À quelques pas de la porte de la cathédrale, une troupe de compagnons d’orgie qui sortaient d’un cabaret s’était mise en tête de la procession ; ils criaient, ils chantaient et parodiaient les chants pieux de la façon la plus grotesque ; aussi la foule recouvra-t-elle bientôt sa joyeuse humeur, et tout le monde pénétra sans incident dans le sanctuaire.

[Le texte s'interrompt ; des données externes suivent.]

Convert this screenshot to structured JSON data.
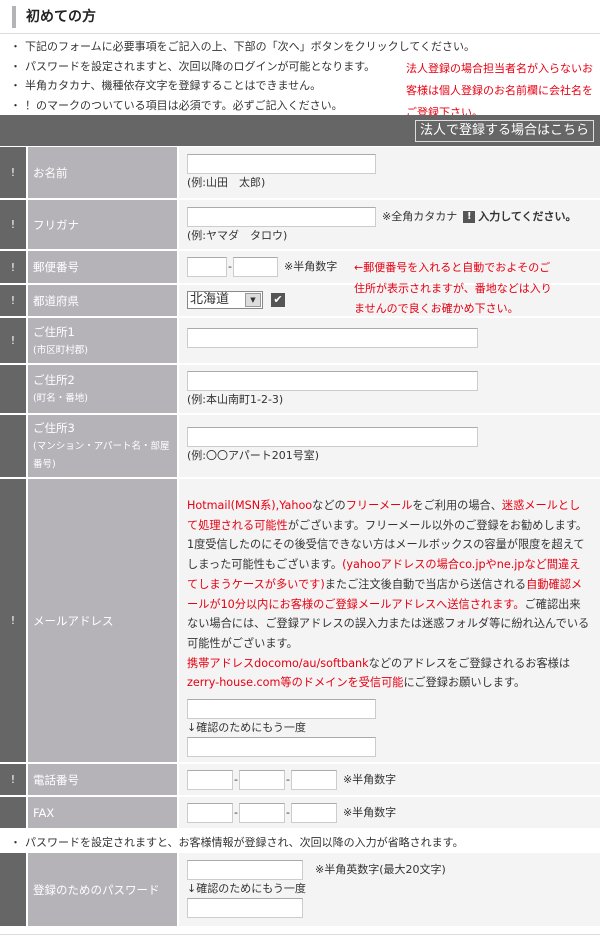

Tout d’abord, on fut saisi de s’y retrouver, de rentrer dans cette vaste et froide enceinte, de respirer cette atmosphère remplie d’âcres parfums de cire brûlée, et de fouler aux pieds ces dalles enfoncées, aux inscriptions usées et à demi effacées. Et pendant que l’œil curieux se reposait involontairement dans la douce lumière tamisée des nefs, sur les peintures enfumées et les dorures à moitié éteintes, ou bien plongeait dans les recoins sombres de l’autel, on se sentait envahi d’une irrésistible inquiétude.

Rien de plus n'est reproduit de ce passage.